The US Securities and Exchange Commission (SEC) seems to be actively working to provide an improved environment for cryptocurrency startups to develop and thrive in with a recent amendment to current rules on crowdfunding. Originally, crypto startups were limited to a funding cap of $1.07 million from a selected pool of investors, but with the newly announced stipulations, this cap has been moved to $5 million instead.
Under the Regulation Crowdfunding section, crypto startups can raise up to $5 million USD with the sale of securities without having to register with the SEC. Investment limits have also been removed for accredited investors, while the limit for non-accredited investors can be based on either their net worth or annual income, whichever is greater in amount. This significantly increases the flexibility of investments for both investor tiers.
Moreover, crypto startups will be allowed to “generically” promote their projects without registration before it is formally classified for an exemption, if applicable. A project’s promotion efforts during this period of time will not be seen as solicitation or advertising and hence, will not be penalized by the SEC.

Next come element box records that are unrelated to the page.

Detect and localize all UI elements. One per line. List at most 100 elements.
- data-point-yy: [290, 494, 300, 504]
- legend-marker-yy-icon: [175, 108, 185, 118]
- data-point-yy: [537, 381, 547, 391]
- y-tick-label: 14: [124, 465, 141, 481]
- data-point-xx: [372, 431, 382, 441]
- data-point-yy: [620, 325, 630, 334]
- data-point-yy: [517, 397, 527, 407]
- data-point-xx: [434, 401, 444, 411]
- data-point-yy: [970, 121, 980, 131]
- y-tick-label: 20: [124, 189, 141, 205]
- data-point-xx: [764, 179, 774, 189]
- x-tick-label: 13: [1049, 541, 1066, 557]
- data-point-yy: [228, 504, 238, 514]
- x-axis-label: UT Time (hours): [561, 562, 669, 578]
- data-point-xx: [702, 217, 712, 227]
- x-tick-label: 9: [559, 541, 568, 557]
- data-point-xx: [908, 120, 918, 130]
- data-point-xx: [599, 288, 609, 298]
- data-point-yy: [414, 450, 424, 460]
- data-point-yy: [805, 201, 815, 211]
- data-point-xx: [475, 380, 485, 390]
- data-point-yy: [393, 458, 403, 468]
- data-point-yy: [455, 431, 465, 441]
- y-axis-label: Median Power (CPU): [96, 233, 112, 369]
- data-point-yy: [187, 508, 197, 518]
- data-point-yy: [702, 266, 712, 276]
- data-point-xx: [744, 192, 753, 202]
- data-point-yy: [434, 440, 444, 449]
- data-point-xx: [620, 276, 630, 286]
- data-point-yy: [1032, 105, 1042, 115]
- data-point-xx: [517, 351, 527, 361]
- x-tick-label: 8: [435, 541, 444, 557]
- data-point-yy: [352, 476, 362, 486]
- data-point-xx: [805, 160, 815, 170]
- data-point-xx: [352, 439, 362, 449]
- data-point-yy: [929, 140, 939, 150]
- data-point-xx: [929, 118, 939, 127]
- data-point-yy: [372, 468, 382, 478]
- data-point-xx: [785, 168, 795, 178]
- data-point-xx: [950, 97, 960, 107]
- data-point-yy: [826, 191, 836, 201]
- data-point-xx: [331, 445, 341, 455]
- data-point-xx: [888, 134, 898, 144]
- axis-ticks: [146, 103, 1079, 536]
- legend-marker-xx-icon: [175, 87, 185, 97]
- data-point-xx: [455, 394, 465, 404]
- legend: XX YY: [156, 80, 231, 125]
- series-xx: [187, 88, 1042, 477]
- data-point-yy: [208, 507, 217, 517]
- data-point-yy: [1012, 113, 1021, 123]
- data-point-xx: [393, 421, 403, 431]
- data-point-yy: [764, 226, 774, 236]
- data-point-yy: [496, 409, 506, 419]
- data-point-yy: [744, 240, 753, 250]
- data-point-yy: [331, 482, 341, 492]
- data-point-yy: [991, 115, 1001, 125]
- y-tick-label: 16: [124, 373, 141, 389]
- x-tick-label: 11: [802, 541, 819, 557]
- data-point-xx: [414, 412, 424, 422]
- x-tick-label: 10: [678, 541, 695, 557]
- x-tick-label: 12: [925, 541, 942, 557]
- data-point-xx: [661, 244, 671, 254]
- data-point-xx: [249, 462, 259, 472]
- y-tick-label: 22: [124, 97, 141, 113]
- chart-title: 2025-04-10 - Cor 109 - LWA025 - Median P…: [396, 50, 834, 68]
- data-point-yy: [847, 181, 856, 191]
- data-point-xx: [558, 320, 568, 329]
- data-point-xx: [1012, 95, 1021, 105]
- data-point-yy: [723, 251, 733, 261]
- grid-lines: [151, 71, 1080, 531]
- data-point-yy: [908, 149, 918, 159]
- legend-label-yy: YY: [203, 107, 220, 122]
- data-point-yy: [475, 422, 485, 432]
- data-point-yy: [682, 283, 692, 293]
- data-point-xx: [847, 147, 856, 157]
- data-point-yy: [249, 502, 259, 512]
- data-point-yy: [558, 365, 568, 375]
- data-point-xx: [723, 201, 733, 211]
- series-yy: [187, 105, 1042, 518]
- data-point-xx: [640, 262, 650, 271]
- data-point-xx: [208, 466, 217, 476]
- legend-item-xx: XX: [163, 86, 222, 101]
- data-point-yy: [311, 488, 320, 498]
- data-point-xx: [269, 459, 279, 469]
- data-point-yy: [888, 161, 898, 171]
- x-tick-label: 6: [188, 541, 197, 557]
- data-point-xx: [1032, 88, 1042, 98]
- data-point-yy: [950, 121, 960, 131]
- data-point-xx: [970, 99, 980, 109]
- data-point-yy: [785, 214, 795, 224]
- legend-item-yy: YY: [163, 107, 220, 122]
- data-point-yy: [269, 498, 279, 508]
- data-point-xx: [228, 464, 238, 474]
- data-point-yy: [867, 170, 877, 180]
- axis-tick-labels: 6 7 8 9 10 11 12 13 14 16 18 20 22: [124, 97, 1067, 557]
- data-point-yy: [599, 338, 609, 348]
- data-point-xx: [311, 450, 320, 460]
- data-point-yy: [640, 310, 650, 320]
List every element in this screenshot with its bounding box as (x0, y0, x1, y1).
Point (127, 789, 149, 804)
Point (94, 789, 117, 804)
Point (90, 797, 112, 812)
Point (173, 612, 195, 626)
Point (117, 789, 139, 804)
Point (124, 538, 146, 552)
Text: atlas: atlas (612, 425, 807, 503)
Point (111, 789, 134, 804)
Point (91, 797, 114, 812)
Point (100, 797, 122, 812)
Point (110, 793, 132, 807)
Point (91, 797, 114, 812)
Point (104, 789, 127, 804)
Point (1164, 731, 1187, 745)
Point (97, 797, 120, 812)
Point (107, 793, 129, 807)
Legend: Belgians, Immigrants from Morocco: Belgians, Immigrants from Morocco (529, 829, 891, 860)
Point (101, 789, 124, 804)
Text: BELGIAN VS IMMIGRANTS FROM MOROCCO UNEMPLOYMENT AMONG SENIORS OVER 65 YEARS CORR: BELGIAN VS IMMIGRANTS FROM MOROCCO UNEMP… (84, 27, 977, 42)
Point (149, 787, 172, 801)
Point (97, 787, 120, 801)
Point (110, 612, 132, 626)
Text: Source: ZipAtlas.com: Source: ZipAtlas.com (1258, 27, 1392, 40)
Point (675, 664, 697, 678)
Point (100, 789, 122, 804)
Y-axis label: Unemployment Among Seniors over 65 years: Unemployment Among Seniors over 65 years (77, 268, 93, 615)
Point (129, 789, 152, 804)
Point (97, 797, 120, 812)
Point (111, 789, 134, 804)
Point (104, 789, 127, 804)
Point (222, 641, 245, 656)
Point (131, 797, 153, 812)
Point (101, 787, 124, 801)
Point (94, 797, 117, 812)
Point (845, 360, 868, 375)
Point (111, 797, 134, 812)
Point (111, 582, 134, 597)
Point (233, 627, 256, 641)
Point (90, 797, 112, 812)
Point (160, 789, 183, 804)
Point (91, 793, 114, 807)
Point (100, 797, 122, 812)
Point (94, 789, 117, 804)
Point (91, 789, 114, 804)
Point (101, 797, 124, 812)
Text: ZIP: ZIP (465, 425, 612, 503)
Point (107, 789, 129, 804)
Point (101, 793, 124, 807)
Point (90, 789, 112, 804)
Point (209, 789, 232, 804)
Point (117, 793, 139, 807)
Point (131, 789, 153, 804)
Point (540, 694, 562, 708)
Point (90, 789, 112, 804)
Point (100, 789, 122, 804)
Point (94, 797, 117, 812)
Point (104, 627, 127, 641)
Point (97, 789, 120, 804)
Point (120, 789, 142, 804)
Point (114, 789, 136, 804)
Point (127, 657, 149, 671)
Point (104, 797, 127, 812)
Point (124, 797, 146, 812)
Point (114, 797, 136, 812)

The impact of this amendment might not be significant as yet, but it is still beneficial for startups to be able to widen their investor base and be given greater leeway to grow and comply with regulations. For one, startups can rely on other forms of fundraising other than putting all their eggs into a single basket, which is usually tied to VC firms.
The SEC has long been criticized for lack of clear regulations and standard of procedures in their crackdowns of the crypto industry. With every added amendment, the US crypto industry is heading one step further in obtaining regulatory clarity and creating a safe space for both investors and businesses to succeed in this sector.